Longobardia (em grego: Λογγοβαρδία) é a denominação bizantina utilizada para descrever os territórios controlados pelos lombardos na península Itálica. Nos séculos IX e X, foi também o nome do thema (província civil-militar) mais conhecido como Thema Longobardo localizado no sudeste da península.

História[editar | editar código-fonte]

O termo foi tradicionalmente utilizado para as possessões lombardas, com o cronista Teófanes, o Confessor, fazendo a distinção entre a "Grande Longobardia" (em grego: Μεγάλη Λογγοβαρδία; em latim: Longobardia major), o Reino Lombardo no norte da Itália, e a "Lombardia Menor" (em latim: Longobardia minor), que abrangia o sudeste da Itália - os ducados lombardos de Espoleto, Salerno e Cápua -, as possessões bizantinas e as cidades-estado da região (Nápoles, Gaeta e Amalfi), que estavam sob a suserania bizantina[1] [2] .

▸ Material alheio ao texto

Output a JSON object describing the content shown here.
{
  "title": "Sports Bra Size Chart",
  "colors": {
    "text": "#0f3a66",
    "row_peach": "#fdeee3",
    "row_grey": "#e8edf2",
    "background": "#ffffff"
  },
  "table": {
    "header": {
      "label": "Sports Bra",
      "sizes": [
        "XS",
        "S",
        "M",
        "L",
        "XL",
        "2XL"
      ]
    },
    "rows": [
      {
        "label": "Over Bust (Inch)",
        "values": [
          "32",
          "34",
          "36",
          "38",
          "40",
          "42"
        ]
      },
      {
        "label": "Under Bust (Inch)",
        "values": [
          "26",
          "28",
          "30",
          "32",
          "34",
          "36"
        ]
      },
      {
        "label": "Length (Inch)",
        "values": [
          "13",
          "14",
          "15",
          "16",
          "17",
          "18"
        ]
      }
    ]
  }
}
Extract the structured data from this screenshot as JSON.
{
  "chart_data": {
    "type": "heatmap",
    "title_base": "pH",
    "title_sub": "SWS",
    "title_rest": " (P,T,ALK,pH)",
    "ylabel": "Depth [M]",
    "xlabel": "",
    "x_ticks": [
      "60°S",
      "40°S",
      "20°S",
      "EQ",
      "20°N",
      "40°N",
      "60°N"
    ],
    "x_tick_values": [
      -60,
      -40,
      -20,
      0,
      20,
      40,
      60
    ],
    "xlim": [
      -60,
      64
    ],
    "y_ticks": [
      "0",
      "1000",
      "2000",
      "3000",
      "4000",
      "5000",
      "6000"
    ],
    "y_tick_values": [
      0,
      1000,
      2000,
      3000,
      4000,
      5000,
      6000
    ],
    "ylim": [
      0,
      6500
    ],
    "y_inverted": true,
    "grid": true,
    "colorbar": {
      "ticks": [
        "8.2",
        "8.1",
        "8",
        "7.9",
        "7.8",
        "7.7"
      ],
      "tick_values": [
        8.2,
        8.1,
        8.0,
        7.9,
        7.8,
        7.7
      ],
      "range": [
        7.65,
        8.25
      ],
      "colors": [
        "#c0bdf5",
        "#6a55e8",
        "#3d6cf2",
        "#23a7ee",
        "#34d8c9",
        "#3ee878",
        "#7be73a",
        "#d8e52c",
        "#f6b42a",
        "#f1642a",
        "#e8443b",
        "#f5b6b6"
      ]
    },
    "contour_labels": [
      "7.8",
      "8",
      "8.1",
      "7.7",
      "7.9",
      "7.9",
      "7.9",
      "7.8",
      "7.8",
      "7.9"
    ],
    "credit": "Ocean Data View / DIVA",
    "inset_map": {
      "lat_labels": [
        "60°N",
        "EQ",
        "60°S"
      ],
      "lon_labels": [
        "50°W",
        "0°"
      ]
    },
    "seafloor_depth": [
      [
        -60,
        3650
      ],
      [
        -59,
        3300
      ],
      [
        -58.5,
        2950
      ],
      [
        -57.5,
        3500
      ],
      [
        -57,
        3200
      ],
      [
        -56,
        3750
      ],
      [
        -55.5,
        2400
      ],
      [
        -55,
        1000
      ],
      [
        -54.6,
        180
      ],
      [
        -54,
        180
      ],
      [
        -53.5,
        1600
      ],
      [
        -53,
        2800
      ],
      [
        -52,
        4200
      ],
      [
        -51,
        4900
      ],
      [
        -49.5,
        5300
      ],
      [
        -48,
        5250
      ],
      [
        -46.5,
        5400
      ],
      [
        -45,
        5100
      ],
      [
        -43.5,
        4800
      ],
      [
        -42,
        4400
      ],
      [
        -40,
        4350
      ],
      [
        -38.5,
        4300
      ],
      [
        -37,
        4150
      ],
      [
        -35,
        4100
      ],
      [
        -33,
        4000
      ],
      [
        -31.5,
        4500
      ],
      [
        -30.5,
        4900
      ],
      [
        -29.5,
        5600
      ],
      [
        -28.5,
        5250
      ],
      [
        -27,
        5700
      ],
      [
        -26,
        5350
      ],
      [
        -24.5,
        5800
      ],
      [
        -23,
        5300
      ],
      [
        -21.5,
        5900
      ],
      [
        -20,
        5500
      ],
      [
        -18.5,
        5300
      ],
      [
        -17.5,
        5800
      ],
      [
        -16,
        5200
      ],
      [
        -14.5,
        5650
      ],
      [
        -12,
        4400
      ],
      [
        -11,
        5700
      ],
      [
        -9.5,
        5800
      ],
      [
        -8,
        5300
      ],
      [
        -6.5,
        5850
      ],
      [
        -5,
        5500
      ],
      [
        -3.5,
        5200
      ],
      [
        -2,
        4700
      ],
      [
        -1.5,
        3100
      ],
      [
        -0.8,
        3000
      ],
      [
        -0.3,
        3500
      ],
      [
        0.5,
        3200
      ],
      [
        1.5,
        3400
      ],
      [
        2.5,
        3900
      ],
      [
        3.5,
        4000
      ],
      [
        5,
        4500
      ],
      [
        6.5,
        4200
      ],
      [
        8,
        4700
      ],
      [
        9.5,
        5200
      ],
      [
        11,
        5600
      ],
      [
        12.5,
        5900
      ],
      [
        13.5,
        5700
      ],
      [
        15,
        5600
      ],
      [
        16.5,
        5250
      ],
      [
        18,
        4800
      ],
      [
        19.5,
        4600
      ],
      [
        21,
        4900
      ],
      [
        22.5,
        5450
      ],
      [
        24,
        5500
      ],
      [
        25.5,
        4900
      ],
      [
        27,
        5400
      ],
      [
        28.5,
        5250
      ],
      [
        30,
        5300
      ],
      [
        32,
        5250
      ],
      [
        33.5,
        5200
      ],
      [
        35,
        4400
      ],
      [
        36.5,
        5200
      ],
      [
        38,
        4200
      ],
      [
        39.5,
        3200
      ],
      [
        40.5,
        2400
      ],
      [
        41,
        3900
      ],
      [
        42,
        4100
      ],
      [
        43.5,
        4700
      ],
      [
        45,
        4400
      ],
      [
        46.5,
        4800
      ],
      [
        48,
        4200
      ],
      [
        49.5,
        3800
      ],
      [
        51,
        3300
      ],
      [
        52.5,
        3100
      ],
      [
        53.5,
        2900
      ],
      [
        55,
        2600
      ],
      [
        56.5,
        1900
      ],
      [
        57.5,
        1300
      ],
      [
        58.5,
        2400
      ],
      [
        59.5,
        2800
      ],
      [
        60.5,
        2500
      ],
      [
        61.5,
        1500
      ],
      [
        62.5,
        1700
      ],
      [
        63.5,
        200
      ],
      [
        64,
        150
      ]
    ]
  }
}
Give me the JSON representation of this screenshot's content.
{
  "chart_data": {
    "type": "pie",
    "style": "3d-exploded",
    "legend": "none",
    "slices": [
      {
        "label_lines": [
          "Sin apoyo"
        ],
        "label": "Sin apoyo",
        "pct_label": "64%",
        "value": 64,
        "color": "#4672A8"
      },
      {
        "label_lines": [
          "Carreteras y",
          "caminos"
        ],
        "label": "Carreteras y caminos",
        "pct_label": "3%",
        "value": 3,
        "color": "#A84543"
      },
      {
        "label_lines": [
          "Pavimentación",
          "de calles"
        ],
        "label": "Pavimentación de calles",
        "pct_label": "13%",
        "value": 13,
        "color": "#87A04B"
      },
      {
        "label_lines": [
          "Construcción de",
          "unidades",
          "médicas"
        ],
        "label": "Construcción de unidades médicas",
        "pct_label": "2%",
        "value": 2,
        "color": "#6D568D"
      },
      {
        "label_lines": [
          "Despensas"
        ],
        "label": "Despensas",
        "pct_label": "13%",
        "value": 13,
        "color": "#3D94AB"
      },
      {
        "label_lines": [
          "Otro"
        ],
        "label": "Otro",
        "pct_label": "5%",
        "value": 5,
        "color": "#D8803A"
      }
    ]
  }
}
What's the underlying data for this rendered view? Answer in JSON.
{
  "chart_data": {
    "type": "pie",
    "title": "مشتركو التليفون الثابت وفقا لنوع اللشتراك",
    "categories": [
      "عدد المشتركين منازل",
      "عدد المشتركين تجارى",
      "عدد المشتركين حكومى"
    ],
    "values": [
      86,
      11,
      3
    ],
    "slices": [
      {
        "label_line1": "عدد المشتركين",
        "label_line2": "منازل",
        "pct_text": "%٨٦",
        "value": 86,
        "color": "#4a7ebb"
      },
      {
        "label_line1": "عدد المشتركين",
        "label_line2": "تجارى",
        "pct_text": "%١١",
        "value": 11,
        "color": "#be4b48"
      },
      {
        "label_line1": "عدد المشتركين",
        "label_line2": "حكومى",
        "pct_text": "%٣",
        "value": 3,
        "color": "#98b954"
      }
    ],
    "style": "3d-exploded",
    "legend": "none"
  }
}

No seu sentido mais estrito e técnico, o termo faz referência ao thema bizantino que abrangia a moderna região italiana da Apúlia e partes de Basilicata, com Bari como capital. Sua origem exata e sua evolução não ficam claras nas fontes. Sua fundação, talvez como uma divisão subordinada (turma) do Thema de Cefalênia data de por volta de 876, quando Bari foi recuperada pelos bizantinos, que utilizaram a cidade como base para re-estabelecer seu controle sobre a Itália meridional, que havia sido perdida nos séculos anteriores para os árabes e os lombardos[3] . No final do século IX, parece que o thema era administrado de forma conjunta com outros themata europeus do Império Bizantino[4] : em 891, o primeiro estratego de Longobardia, Simbático, era também governador dos themata Macedônio, Trácio e Cefalênio[5] . Um estratego exclusivo só aparece a partir de 911[4] . Em 938 e 956, o thema aparece também unido ao Thema Calabrês, embora a duração deste arranjo não seja conhecida. De qualquer forma, após circa 965, os dois themata foram permanentemente unidos no novo Catapanato da Itália, com sede em Bari[2] [4] .

Referências

  1. Kazhdan 1991, pp. 1249–1250.
  2. a b Pertusi 1952, p. 181
  3. Kazhdan 1991, pp. 256, 1250.
  4. a b c Kazhdan 1991, p. 1250.
  5. Pertusi 1952, p. 180

Bibliografia[editar | editar código-fonte]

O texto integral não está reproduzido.